To Lidl for bread and walnuts. Well, they have the bread. As is so frequently the case with Lidl, the walnuts are on sale at a pretty good price, but conspicuous by their absence. Since it's a Saturday/Sunday sale beginning this morning, it's pretty clear that there won't be any. But they have a pretty good multi-grain seeded bread.
On the way we pass the still under construction 16 storey Radisson Blu Hotel. We've been watching the construction for some time - talking years not months - and have wondered at its location. It's an unprepossessing on-the-way-out-of-town strip with shops, car dealerships and such on the land side and the commercial port and huge oil storage containers along the sea front. There is, certainly, a plan for the removal of the oil refinery installations and depots and the development of a beach front linking up with the beaches by the hotels further up the coastal road. Unclear whether the water would need decontamination. But Cypriot plans are often slow in coming to fruition. Meanwhile, the Radisson Blu remains unfinished, though with some signs of construction activity, in an area characterised by oil tanks and the sort of unsalubrious hotels one might expect of a commercial port area. (OK, we're within walking distance ourselves, but the sleazy nightclubs and substandard hotels are past our place.
The Tourism Board has definitely had plans:
"The road leading from Larnaka city centre to the tourist region of the Larnaka-Dekeleia Road will undergo regeneration with the removal of the oil refineries and new area upgrades. The area will be developed for touristic and recreational use and with the refineries transferred there will also be an additional 3 km of beach for use. Larnaka-Dekeleia Road is lined with hotels, holiday apartments, restaurants, pubs and other leisure facilities."

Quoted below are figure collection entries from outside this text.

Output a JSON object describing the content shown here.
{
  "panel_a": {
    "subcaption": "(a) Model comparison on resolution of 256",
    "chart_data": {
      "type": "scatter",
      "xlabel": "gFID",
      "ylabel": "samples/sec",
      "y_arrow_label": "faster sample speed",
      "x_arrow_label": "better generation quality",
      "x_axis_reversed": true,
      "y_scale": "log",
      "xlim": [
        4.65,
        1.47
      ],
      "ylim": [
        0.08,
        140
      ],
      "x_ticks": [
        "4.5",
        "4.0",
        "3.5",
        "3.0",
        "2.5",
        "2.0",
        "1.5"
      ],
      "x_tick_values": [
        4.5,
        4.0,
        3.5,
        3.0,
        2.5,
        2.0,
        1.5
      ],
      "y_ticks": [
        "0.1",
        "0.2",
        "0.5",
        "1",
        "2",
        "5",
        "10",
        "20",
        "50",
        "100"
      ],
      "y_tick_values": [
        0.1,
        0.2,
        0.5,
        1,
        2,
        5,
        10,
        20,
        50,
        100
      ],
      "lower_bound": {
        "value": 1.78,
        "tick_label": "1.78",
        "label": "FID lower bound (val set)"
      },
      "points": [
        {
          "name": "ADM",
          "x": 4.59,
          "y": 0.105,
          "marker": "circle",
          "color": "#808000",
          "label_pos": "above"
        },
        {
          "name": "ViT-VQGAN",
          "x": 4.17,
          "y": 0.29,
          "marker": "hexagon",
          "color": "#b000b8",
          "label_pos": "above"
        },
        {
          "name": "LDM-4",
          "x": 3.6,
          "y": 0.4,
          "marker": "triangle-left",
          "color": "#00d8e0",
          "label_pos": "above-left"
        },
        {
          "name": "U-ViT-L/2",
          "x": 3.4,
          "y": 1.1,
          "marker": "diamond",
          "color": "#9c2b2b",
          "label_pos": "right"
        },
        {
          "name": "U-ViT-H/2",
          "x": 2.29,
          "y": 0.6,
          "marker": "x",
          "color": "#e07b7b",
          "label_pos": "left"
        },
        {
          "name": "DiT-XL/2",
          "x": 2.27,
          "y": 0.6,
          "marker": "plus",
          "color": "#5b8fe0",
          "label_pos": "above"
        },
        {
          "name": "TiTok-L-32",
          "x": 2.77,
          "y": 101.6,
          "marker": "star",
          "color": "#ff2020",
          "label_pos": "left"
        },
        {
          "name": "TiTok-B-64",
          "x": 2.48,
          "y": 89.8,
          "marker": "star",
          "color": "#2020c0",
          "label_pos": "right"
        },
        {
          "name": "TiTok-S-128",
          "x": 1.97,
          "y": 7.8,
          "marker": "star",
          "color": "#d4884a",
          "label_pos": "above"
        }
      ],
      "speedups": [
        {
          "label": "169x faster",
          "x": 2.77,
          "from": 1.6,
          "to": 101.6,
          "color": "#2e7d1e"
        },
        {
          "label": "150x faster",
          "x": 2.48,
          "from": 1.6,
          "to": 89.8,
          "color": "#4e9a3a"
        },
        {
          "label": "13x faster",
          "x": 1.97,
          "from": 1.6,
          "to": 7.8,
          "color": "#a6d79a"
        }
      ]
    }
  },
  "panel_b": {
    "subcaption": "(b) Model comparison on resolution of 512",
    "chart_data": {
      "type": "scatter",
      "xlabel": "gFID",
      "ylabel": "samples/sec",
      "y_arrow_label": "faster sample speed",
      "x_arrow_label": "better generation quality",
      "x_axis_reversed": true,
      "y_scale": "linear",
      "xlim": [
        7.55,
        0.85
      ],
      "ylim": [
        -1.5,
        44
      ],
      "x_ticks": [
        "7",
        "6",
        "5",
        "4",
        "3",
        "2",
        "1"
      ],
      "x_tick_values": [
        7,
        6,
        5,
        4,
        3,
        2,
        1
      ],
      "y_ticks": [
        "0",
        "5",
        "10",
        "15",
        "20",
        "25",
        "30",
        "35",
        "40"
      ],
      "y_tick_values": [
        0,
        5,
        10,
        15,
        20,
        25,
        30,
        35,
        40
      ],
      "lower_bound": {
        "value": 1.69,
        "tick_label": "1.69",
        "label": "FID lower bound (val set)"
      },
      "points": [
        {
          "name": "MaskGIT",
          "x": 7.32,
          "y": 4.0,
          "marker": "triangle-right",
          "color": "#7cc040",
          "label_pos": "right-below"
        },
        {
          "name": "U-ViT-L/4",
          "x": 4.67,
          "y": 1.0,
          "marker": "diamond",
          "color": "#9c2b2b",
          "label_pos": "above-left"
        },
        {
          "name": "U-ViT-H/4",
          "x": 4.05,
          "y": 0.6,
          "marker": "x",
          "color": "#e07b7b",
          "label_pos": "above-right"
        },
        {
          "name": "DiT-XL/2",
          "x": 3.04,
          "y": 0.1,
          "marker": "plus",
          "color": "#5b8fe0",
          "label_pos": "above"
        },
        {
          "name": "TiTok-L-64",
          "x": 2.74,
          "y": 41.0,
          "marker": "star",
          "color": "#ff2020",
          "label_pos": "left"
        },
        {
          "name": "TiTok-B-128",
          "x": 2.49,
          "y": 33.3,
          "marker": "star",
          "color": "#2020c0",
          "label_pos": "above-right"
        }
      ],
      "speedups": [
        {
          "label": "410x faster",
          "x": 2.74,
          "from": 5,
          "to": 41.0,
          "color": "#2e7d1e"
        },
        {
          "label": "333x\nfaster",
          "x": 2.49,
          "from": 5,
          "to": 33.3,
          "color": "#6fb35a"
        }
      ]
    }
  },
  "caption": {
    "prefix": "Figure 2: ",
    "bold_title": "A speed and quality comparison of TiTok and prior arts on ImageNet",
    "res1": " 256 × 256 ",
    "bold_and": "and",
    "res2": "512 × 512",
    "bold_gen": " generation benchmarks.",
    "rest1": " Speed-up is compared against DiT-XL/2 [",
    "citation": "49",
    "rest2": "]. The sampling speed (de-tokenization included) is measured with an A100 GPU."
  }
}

All very nice, but perhaps optimistic, as the completion date listed is 2014. Meanwhile, the Radisson Blu, if not the refineries removal, is progressing with outer cladding and a sign. Also an impressive website, describing five star facilities, conference rooms and a twenty-four hour restaurant. You can even get married on the sixteenth floor in a room with a Mediterranean view. Only in the smallest of print does it say that it is opening in early 2018 - which must by any definition mean by June 30. There's high rise parking too, which is good, because on street is pretty poor. Traffic heading to the centre is undisciplined and central parking desperate, but anyone staying at a five star hotel shouldn't balk at the prospect of an overpriced taxi. Or they could cross the road and wait for the half hourly bus. With a view of the oil refineries.